1. This is an appln. in revn. under Section 25, Small Cause Cts. Act.
2. A concern known as the Citizens' Credit Syndicate Ltd. of Bombay drew seven credit notes in favour of one Dhanraj who transferred them by endorsement to the pltf. for a consideration of Rs. 250. The notes were dishonoured on presentation, & upon this fact being brought to the notice of the Syndicate it requested the pltf. to send the notes to it & undertook to pay him the sum of Rs. 250. The pltf. sent the notes to the Syndicate by value payable post stating their value to be Rs. 250. The letter containing the notes was delivered to the addressee but owing to a mistake on the part of the postal authorities they neglected to collect any money from the Syndicate. The pltf. having failed to obtain any redress from the postal authorities, filed a suit for the recovery of a sum of Rs. 250. The trial Ct. gave the pltf. a decree for the full amount claimed.
3. In this appln. for revision it is contended that the Dominion Govt. is, by virtue of the proviso to Section 34, Post Office Act, 1898, absolved from all liability. That section enacts that :
'The Central Govt. may, by notification in the Official Gazette, direct that, subject to the other provisions of this Act & to the payment of fees at such rates as may be fixed by the notfn., a sum of money specified in writing at the time of posting by the sender of a postal article shall be recoverable on the delivery thereof from the addressee, & that the sum, so recovered, shall be paid to the sender :Provided that neither the Central Govt. nor the Secretary of State shall incur any liability in respect of the sum specified for recovery unless & until that sum has been received from the addressee.'
The argument is that the proviso would have been unnecessary had it not been intended to make provision for the case in which the postal authorities have, through their own negligence, delivered a value payable postal article to the addressee without recovering the specified sum. In my opinion that is not so. The section provides that the Central Govt. may, in the circumstances therein mentioned, direct that the sum specified by the sender of a postal article shall be recoverable on the delivery thereof from the addressee; & the purpose of the proviso, in my view, is to make it clear that the postal authorities, notwithstanding the terms of the section, do not guarantee the collection of the money but only undertake, if the money is recovered, to remit it to the sender. When the post office accepts a value payable postal article it enters into a contract with the sender to deliver that article only against payment by the addressee of the sum specified by the sender; & the proviso does not absolve the post office from liability to pay damages if, in contravention of its contract, it neglects to collect the specified sum on delivery. This was the view taken in the Madras case of Mothi Rungaya v. Secretary of State, 28 Mad 213 : (15 M. L. J. 226) with which I respectfully agree.

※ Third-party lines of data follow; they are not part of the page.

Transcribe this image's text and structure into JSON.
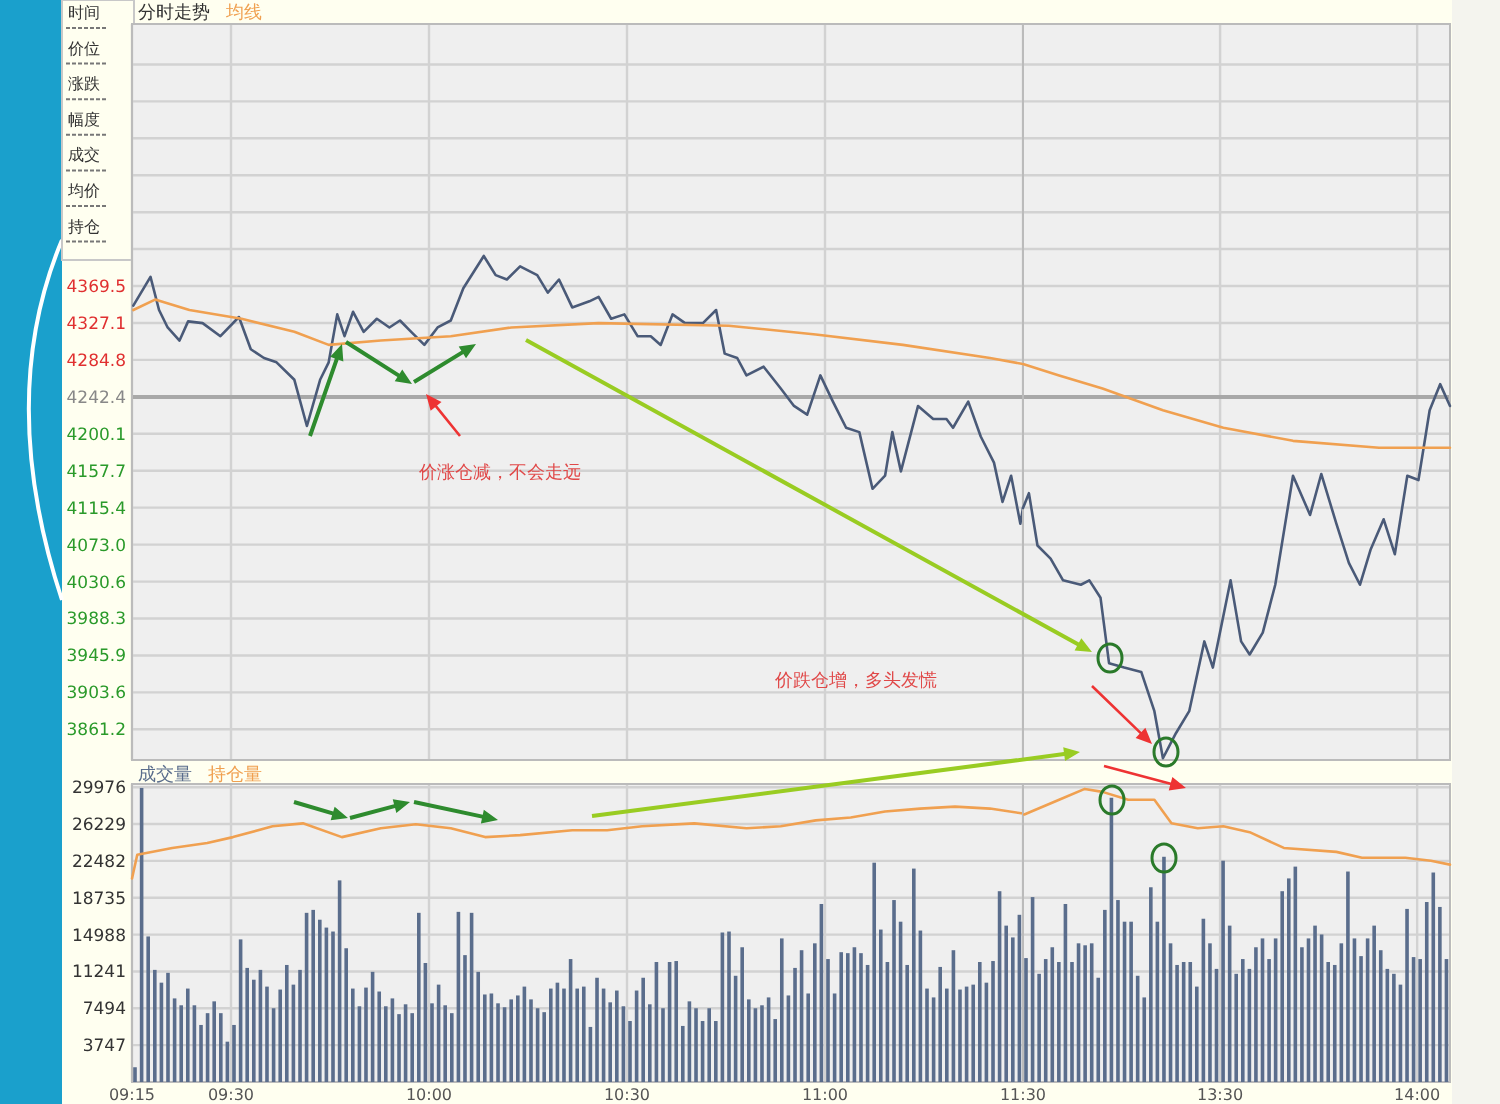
{
  "chart_data": [
    {
      "type": "line",
      "title": "分时走势",
      "xlim": [
        9.25,
        11.5
      ],
      "ylim": [
        3826,
        4670
      ],
      "xticks": [
        {
          "value": 9.25,
          "label": null
        },
        {
          "value": 9.5,
          "label": null
        },
        {
          "value": 10,
          "label": null
        },
        {
          "value": 10.5,
          "label": null
        },
        {
          "value": 11,
          "label": null
        },
        {
          "value": 11.5,
          "label": null
        }
      ],
      "yticks": [
        {
          "value": 4623.6,
          "label": null
        },
        {
          "value": 4581.3,
          "label": null
        },
        {
          "value": 4538.9,
          "label": null
        },
        {
          "value": 4496.6,
          "label": null
        },
        {
          "value": 4454.2,
          "label": null
        },
        {
          "value": 4411.9,
          "label": null
        },
        4369.5,
        4327.1,
        4284.8,
        4242.4,
        4200.1,
        4157.7,
        4115.4,
        {
          "value": 4073.0,
          "label": "4073.0"
        },
        4030.6,
        3988.3,
        3945.9,
        3903.6,
        3861.2
      ],
      "tick_labels": "y",
      "grid": true,
      "legend": "top left",
      "line_style": "solid",
      "ref_lines": [
        {
          "axis": "y",
          "value": 4242.4,
          "color": "#a8a8a8"
        }
      ],
      "annotations": [
        "价涨仓减，不会走远",
        "价跌仓增，多头发慌",
        "时间",
        "价位",
        "涨跌",
        "幅度",
        "成交",
        "均价",
        "持仓"
      ],
      "series": [
        {
          "color": "#4a5a78",
          "x": [
            9.2533,
            9.2967,
            9.3183,
            9.34,
            9.37,
            9.3917,
            9.4283,
            9.4733,
            9.52,
            9.55,
            9.5833,
            9.615,
            9.66,
            9.6917,
            9.725,
            9.7467,
            9.7683,
            9.7867,
            9.8083,
            9.835,
            9.8683,
            9.9,
            9.9267,
            9.955,
            9.9883,
            10.0217,
            10.055,
            10.0867,
            10.1383,
            10.1683,
            10.1967,
            10.23,
            10.2733,
            10.3,
            10.3283,
            10.3617,
            10.405,
            10.4283,
            10.46,
            10.4933,
            10.5267,
            10.56,
            10.585,
            10.615,
            10.6467,
            10.6917,
            10.725,
            10.7467,
            10.7783,
            10.8017,
            10.845,
            10.8883,
            10.9217,
            10.955,
            10.9883,
            11.02,
            11.0533,
            11.0867,
            11.12,
            11.1517,
            11.17,
            11.1917,
            11.235,
            11.2733,
            11.3067,
            11.3233,
            11.3617,
            11.3933,
            11.4267,
            11.4483,
            11.47,
            11.4933,
            11.5
          ],
          "values": [
            4347,
            4380,
            4342,
            4322,
            4307,
            4329,
            4327,
            4312,
            4334,
            4297,
            4287,
            4282,
            4262,
            4209,
            4262,
            4282,
            4337,
            4312,
            4340,
            4317,
            4332,
            4322,
            4330,
            4317,
            4302,
            4322,
            4330,
            4367,
            4404,
            4382,
            4377,
            4392,
            4382,
            4362,
            4377,
            4345,
            4352,
            4357,
            4332,
            4337,
            4312,
            4312,
            4302,
            4337,
            4327,
            4327,
            4342,
            4292,
            4287,
            4267,
            4277,
            4252,
            4232,
            4222,
            4267,
            4237,
            4207,
            4202,
            4137,
            4152,
            4202,
            4157,
            4232,
            4217,
            4217,
            4207,
            4237,
            4197,
            4167,
            4122,
            4152,
            4097,
            4115
          ]
        },
        {
          "name": "均线",
          "color": "#f0a050",
          "x": [
            9.2533,
            9.3083,
            9.395,
            9.5267,
            9.66,
            9.7467,
            9.8783,
            10.055,
            10.2083,
            10.4283,
            10.7567,
            10.9767,
            11.1967,
            11.4167,
            11.5
          ],
          "values": [
            4342,
            4354,
            4342,
            4332,
            4317,
            4302,
            4307,
            4312,
            4322,
            4327,
            4324,
            4314,
            4302,
            4287,
            4280
          ]
        }
      ]
    },
    {
      "type": "line",
      "xlim": [
        13,
        14.0833
      ],
      "ylim": [
        3826,
        4670
      ],
      "xticks": [
        {
          "value": 13.5,
          "label": null
        },
        {
          "value": 14,
          "label": null
        }
      ],
      "yticks": [
        {
          "value": 4623.6,
          "label": null
        },
        {
          "value": 4581.3,
          "label": null
        },
        {
          "value": 4538.9,
          "label": null
        },
        {
          "value": 4496.6,
          "label": null
        },
        {
          "value": 4454.2,
          "label": null
        },
        {
          "value": 4411.9,
          "label": null
        },
        4369.5,
        4327.1,
        4284.8,
        4242.4,
        4200.1,
        4157.7,
        4115.4,
        4073,
        4030.6,
        3988.3,
        3945.9,
        3903.6,
        3861.2
      ],
      "tick_labels": false,
      "grid": true,
      "line_style": "solid",
      "ref_lines": [
        {
          "axis": "y",
          "value": 4242.4,
          "color": "#a8a8a8"
        }
      ],
      "series": [
        {
          "color": "#4a5a78",
          "x": [
            13,
            13.015,
            13.0367,
            13.07,
            13.1017,
            13.1467,
            13.1683,
            13.1967,
            13.2183,
            13.2567,
            13.3,
            13.3333,
            13.355,
            13.3883,
            13.4217,
            13.46,
            13.4817,
            13.5267,
            13.5533,
            13.575,
            13.6083,
            13.64,
            13.685,
            13.7283,
            13.7567,
            13.795,
            13.8267,
            13.855,
            13.8817,
            13.915,
            13.9433,
            13.975,
            14.0033,
            14.0317,
            14.0583,
            14.0833
          ],
          "values": [
            4115,
            4132,
            4072,
            4057,
            4032,
            4027,
            4032,
            4012,
            3937,
            3932,
            3927,
            3882,
            3828,
            3857,
            3882,
            3962,
            3932,
            4032,
            3962,
            3947,
            3972,
            4027,
            4152,
            4107,
            4154,
            4097,
            4052,
            4027,
            4067,
            4102,
            4062,
            4152,
            4147,
            4227,
            4257,
            4232
          ]
        },
        {
          "color": "#f0a050",
          "x": [
            13,
            13.0917,
            13.2017,
            13.355,
            13.5083,
            13.685,
            13.9033,
            14.0833
          ],
          "values": [
            4280,
            4267,
            4252,
            4227,
            4207,
            4192,
            4184,
            4184
          ]
        }
      ]
    },
    {
      "type": "bar",
      "xlim": [
        9.25,
        11.5
      ],
      "ylim": [
        0,
        30300
      ],
      "xticks": [
        {
          "value": 9.25,
          "label": "09:15"
        },
        {
          "value": 9.5,
          "label": "09:30"
        },
        {
          "value": 10,
          "label": "10:00"
        },
        {
          "value": 10.5,
          "label": "10:30"
        },
        {
          "value": 11,
          "label": "11:00"
        },
        {
          "value": 11.5,
          "label": "11:30"
        }
      ],
      "yticks": [
        3747,
        7494,
        11241,
        14988,
        18735,
        22482,
        26229,
        29976
      ],
      "grid": true,
      "legend": "top left",
      "series": [
        {
          "name": "成交量",
          "color": "#5a6d8c",
          "x": [
            9.25,
            9.2667,
            9.2833,
            9.3,
            9.3167,
            9.3333,
            9.35,
            9.3667,
            9.3833,
            9.4,
            9.4167,
            9.4333,
            9.45,
            9.4667,
            9.4833,
            9.5,
            9.5167,
            9.5333,
            9.55,
            9.5667,
            9.5833,
            9.6,
            9.6167,
            9.6333,
            9.65,
            9.6667,
            9.6833,
            9.7,
            9.7167,
            9.7333,
            9.75,
            9.7667,
            9.7833,
            9.8,
            9.8167,
            9.8333,
            9.85,
            9.8667,
            9.8833,
            9.9,
            9.9167,
            9.9333,
            9.95,
            9.9667,
            9.9833,
            10,
            10.0167,
            10.0333,
            10.05,
            10.0667,
            10.0833,
            10.1,
            10.1167,
            10.1333,
            10.15,
            10.1667,
            10.1833,
            10.2,
            10.2167,
            10.2333,
            10.25,
            10.2667,
            10.2833,
            10.3,
            10.3167,
            10.3333,
            10.35,
            10.3667,
            10.3833,
            10.4,
            10.4167,
            10.4333,
            10.45,
            10.4667,
            10.4833,
            10.5,
            10.5167,
            10.5333,
            10.55,
            10.5667,
            10.5833,
            10.6,
            10.6167,
            10.6333,
            10.65,
            10.6667,
            10.6833,
            10.7,
            10.7167,
            10.7333,
            10.75,
            10.7667,
            10.7833,
            10.8,
            10.8167,
            10.8333,
            10.85,
            10.8667,
            10.8833,
            10.9,
            10.9167,
            10.9333,
            10.95,
            10.9667,
            10.9833,
            11,
            11.0167,
            11.0333,
            11.05,
            11.0667,
            11.0833,
            11.1,
            11.1167,
            11.1333,
            11.15,
            11.1667,
            11.1833,
            11.2,
            11.2167,
            11.2333,
            11.25,
            11.2667,
            11.2833,
            11.3,
            11.3167,
            11.3333,
            11.35,
            11.3667,
            11.3833,
            11.4,
            11.4167,
            11.4333,
            11.45,
            11.4667,
            11.4833
          ],
          "values": [
            1500,
            29900,
            14800,
            11400,
            10100,
            11100,
            8500,
            7800,
            9500,
            7800,
            5800,
            7000,
            8200,
            7000,
            4100,
            5800,
            14500,
            11600,
            10400,
            11400,
            9700,
            7500,
            9400,
            11900,
            9900,
            11400,
            17200,
            17500,
            16500,
            15700,
            15300,
            20500,
            13600,
            9500,
            7700,
            9600,
            11200,
            9200,
            7700,
            8500,
            6900,
            7900,
            7000,
            17200,
            12100,
            8000,
            9900,
            7800,
            7000,
            17300,
            12900,
            17200,
            11200,
            8900,
            9000,
            8000,
            7600,
            8400,
            8800,
            9700,
            8400,
            7500,
            7100,
            9500,
            10100,
            9500,
            12500,
            9500,
            9700,
            5600,
            10600,
            9500,
            8100,
            9300,
            7700,
            6200,
            9300,
            10600,
            7900,
            12200,
            7500,
            12200,
            12300,
            5700,
            8200,
            7500,
            6200,
            7500,
            6200,
            15200,
            15300,
            10800,
            13700,
            8400,
            7500,
            7800,
            8600,
            6400,
            14600,
            8800,
            11600,
            13400,
            9000,
            14100,
            18100,
            12500,
            9000,
            13200,
            13100,
            13700,
            13100,
            11900,
            22300,
            15500,
            12200,
            18500,
            16300,
            11900,
            21700,
            15400,
            9500,
            8600,
            11700,
            9500,
            13400,
            9400,
            9700,
            9900,
            12200,
            10100,
            12300,
            19400,
            15900,
            14700,
            17000
          ]
        },
        {
          "name": "持仓量",
          "type": "line",
          "color": "#f0a050",
          "x": [
            9.25,
            9.2633,
            9.3517,
            9.44,
            9.505,
            9.605,
            9.6817,
            9.78,
            9.8783,
            9.9667,
            10.055,
            10.1417,
            10.23,
            10.3617,
            10.45,
            10.5383,
            10.67,
            10.8017,
            10.8883,
            10.9767,
            11.065,
            11.1517,
            11.24,
            11.3283,
            11.4167,
            11.5
          ],
          "values": [
            20700,
            23100,
            23800,
            24300,
            24900,
            26000,
            26300,
            24900,
            25800,
            26200,
            25800,
            24900,
            25100,
            25600,
            25600,
            26000,
            26300,
            25800,
            26000,
            26600,
            26900,
            27500,
            27800,
            28000,
            27800,
            27300
          ]
        }
      ]
    },
    {
      "type": "bar",
      "xlim": [
        13,
        14.0833
      ],
      "ylim": [
        0,
        30300
      ],
      "xticks": [
        {
          "value": 13.5,
          "label": "13:30"
        },
        {
          "value": 14,
          "label": "14:00"
        }
      ],
      "yticks": [
        3747,
        7494,
        11241,
        14988,
        18735,
        22482,
        26229,
        29976
      ],
      "tick_labels": "x",
      "grid": true,
      "series": [
        {
          "color": "#5a6d8c",
          "x": [
            13,
            13.0167,
            13.0333,
            13.05,
            13.0667,
            13.0833,
            13.1,
            13.1167,
            13.1333,
            13.15,
            13.1667,
            13.1833,
            13.2,
            13.2167,
            13.2333,
            13.25,
            13.2667,
            13.2833,
            13.3,
            13.3167,
            13.3333,
            13.35,
            13.3667,
            13.3833,
            13.4,
            13.4167,
            13.4333,
            13.45,
            13.4667,
            13.4833,
            13.5,
            13.5167,
            13.5333,
            13.55,
            13.5667,
            13.5833,
            13.6,
            13.6167,
            13.6333,
            13.65,
            13.6667,
            13.6833,
            13.7,
            13.7167,
            13.7333,
            13.75,
            13.7667,
            13.7833,
            13.8,
            13.8167,
            13.8333,
            13.85,
            13.8667,
            13.8833,
            13.9,
            13.9167,
            13.9333,
            13.95,
            13.9667,
            13.9833,
            14,
            14.0167,
            14.0333,
            14.05,
            14.0667
          ],
          "values": [
            12600,
            18800,
            11000,
            12500,
            13700,
            12200,
            18100,
            12200,
            14100,
            13900,
            14100,
            10600,
            17500,
            28900,
            18500,
            16300,
            16300,
            10800,
            8600,
            19800,
            16300,
            22900,
            14100,
            11900,
            12200,
            12200,
            9700,
            16600,
            14100,
            11500,
            22500,
            15900,
            11000,
            12500,
            11500,
            13700,
            14600,
            12500,
            14600,
            19400,
            20700,
            21900,
            13700,
            14600,
            15900,
            15000,
            12200,
            11900,
            14100,
            21400,
            14600,
            12800,
            14600,
            15900,
            13400,
            11500,
            11000,
            9900,
            17600,
            12700,
            12500,
            18300,
            21300,
            17800,
            12500
          ]
        },
        {
          "type": "line",
          "color": "#f0a050",
          "x": [
            13.0033,
            13.0917,
            13.1567,
            13.2017,
            13.2667,
            13.3333,
            13.3767,
            13.4433,
            13.5083,
            13.575,
            13.6617,
            13.795,
            13.86,
            13.97,
            14.035,
            14.0833
          ],
          "values": [
            27200,
            28700,
            29800,
            29500,
            28700,
            28700,
            26300,
            25800,
            26000,
            25400,
            23800,
            23400,
            22800,
            22800,
            22500,
            22100
          ]
        }
      ]
    }
  ]
}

4. The trial Ct. awarded the pltf. Rs. 250 by way of damages, apparently on the ground that the amount was not in dispute. The written statement is not well drafted, but I am satisfied that it did put the amount of damages in issue. If the post office had performed the contract the applt. would have received the sum of Rs. 250 or, in view of the provisions of chap. VII of the Act, the letter would have been returned to him. In the latter case the pltf. would presumably have been able to sue the Syndicate on the basis of the dishonoured notes, but in the circumstances it appears unlikely that he would have recovered anything for it is in evidence that the Syndicate had ceased to do business. On the whole, therefore, it appears to me that a fair estimate of the loss sustained by the pltf. is Rs. 125 & the decree of the lower Ct. will be amended accordingly.
5. I confess to some surprise at the attitude of the postal authorities, for it appears from the evidence that not only did they decline to answer the perfectly legitimate inquiries made by the pltf. as to what had happened to his letter, but in that written statement they even denied having had letters from the pltf. the receipt of which they had themselves acknowledged. In the circumstances there will be no order for costs on this appln. but the order for costs made by the trial Court will stand.